Price is one of the first things that people think about when it comes to making a purchase. But it might surprise many people that a lower price isn’t necessarily more attractive. Your pricing strategy plays a big role in your company’s profitability, but did you know that it can also be used for a number of other things as well?
Every company should be making informed decisions when it comes to pricing, and understand the power that a price has in the mind of a consumer. There are a few ways to use pricing, depending on the goals your company has, and the marketplace you operate in.
The first thing your company has to know is what your product or service costs. This will be the base on which the rest of your decisions rely, so take your time and get a solid figure in hand.
Cost of Goods or Cost of Goods Sold (COGS) is where you have to start. How COGS is calculated will be different for every business, but once your team figures it out, the real fun can begin. Product oriented business usually have an easier time figuring out the costs involved in their business model, but service industries can also create a COGS estimate.
Without this important metric, your team won’t be able to know if a pricing strategy is going to make money at all!
That could be an expensive oversight, so make sure your estimate of COGS is as accurate as possible.
The Power of Price
The price of your product or service can make a big difference in the market you operate in. Once your team has figured out your COGS, you can start looking at the market for strategic opportunities. Have a look at your competitors, and see how much they can charge for a product that is in direct competition with yours.

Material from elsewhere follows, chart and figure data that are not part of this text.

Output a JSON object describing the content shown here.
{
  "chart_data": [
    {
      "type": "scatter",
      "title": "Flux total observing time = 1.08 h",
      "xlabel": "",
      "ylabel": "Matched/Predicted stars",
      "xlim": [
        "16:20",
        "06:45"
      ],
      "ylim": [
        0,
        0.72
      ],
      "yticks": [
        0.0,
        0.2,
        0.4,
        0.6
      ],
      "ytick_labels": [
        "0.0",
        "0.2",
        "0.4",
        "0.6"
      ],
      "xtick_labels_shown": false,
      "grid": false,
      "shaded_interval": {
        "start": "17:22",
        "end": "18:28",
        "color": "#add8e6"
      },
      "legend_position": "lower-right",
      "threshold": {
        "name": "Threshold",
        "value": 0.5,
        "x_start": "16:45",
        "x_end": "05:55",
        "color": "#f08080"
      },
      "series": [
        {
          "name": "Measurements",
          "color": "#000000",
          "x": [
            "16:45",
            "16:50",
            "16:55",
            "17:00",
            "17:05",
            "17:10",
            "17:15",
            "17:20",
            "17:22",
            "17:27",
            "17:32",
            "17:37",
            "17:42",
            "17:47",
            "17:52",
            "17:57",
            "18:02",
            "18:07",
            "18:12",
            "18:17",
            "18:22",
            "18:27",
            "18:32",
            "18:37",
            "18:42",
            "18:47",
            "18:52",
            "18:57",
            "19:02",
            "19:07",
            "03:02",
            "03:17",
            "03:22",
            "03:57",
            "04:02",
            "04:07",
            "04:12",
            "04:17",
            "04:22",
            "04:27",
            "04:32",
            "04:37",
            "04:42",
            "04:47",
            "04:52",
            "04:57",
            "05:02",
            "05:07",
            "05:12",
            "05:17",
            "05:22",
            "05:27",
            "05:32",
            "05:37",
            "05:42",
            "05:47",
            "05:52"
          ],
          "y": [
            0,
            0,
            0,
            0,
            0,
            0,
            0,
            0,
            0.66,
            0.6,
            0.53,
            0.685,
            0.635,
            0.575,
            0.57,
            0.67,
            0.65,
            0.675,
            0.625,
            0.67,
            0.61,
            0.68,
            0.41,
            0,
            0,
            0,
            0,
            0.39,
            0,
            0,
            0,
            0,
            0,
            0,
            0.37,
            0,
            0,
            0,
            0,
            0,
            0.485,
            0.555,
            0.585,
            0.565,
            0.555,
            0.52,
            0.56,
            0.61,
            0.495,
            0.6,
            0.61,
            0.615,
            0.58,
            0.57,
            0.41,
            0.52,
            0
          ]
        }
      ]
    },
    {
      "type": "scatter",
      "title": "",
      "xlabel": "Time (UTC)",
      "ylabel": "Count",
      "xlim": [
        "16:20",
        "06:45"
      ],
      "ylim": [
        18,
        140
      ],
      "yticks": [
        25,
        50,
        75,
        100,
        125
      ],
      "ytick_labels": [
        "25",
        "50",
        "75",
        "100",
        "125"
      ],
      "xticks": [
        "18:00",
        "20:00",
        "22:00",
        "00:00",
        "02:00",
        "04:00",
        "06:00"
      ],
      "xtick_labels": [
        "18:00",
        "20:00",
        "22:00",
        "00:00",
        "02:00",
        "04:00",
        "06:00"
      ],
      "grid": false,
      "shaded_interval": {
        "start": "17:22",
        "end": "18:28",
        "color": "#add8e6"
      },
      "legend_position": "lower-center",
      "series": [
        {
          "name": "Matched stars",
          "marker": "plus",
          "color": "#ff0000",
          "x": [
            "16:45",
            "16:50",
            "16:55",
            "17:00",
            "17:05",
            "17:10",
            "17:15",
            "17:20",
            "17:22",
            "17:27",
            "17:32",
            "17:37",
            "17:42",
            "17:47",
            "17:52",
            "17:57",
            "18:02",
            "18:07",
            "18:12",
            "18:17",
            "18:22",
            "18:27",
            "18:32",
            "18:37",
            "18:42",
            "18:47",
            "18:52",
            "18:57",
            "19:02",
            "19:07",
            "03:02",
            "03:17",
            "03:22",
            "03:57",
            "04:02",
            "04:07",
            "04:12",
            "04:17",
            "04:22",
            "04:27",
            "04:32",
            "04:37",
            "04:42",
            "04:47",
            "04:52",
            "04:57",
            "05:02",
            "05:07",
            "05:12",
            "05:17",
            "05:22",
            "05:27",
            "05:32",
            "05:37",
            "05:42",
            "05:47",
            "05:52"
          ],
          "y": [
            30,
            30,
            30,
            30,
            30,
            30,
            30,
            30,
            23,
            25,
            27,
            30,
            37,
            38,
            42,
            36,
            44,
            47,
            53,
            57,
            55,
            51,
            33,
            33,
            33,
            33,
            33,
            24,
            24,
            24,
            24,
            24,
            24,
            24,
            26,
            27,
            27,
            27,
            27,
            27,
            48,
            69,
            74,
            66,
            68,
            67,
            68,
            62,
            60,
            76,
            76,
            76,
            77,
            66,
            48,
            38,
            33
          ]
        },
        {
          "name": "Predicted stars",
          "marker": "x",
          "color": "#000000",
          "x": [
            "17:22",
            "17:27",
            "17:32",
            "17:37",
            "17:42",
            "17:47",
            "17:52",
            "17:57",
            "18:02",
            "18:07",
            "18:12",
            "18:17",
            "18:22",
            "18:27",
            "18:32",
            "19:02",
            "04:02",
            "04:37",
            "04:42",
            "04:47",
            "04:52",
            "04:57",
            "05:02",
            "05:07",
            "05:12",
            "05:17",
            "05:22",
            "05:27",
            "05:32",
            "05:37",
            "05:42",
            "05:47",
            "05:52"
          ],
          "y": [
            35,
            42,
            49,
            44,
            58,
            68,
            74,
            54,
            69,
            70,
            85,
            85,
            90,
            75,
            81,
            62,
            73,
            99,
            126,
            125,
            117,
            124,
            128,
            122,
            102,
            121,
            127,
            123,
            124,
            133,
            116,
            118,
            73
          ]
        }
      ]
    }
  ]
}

If your company wants to expand its market share, it may be able to do it by beating the competition on price. You will need to know how much your competitors have to charge to break even, and in some cases it will be possible to grow your way to dominance in your market.
But be careful of going too low, even if you are able to beat out your competition. There are psychological associations between quality, price and consumer pleasure. If you go too low in an attempt to edge a competitor out if the market, your company runs the risk of appearing like a cheap product, and damaging your brand.
This isn’t a straightforward matter, and there is a lot of market research that needs to be done before your company decides to try and use low prices to expand market share, or triumph over a competitor.
For example, if your company makes a generic cleaning product, then moving your product at low prices could easily get you the expanded customer base you want. But on the other hand, if your company makes organic body soap, aggressive low prices may just end up hurting your brand image.
Stay On Top
When new competition enters one of your established markets, or there are inflationary pressures, your company needs to know how to use pricing to defend itself. The most important thing is knowing your costs, so your team can offer the best prices possible.
In an inflationary environment, or economic downturn, your customers will be looking for the best prices on the market. Consumers will remain loyal to favorite brands to a point, but making sure that your product or service is delivered at the best price level will help people to keep buying it, and not look for substitutes. Here are 5 ways you can keep your customers loyal to your brand.
This can be tricky when it comes to maintaining a brand identity, and that is why major brands choose to sell smaller package sizes when inflation starts to bite. No one wants to pay more, and the first company that has to up their price risks alienating customers.
Look For Opportunities
Keeping a close eye on profitability can also be a benefit when it comes to making sure that your company makes as much as it can on every sale. In many cases, the amount of revenue your company produces may not be as sensitive to price as you might think. While it may seem counter intuitive, in some markets, a higher price will actually generate more sales.
According to recent Psychological research on consumer spending habits, in the absence of easily comparable features and benefits, many buyers use price to determine the quality, and thus the value of a product.
If we look at the above example of budget friendly cleaning product and luxury body soap, for the former a higher price is more likely to hurt sales, but for the latter, a price bump may attract new clients.
Luxury body soap is a product that relies heavily of a buyers perception of quality, and not necessary on the value of the ingredients that it contains. Conversely, economic household cleaning products aren’t really dependent on the brand image, as much as they are on how well they work, and their cost.
A Complex Question
When pricing is looked at with an accountant’s attitude, there may be something lost. As the example above shows, in some cases a low price can be a benefit, while in others it can do damage to your brand identity.
Before your team decides on a price to hit the market with, it is a good idea to develop a comprehensive list of all your competitors, and their pricing structures. For B2C companies this shouldn’t be too hard, but for B2B, and especially B2B service companies, this can be a hassle.
In some cases there will be market research available to help your business get a handle on the competition, or in other cases it might be easier to do your own research. Keep in mind that a lower prices isn’t necessarily going to deliver higher sales, but it is almost always going to appear to be a low quality product, especially for new brands.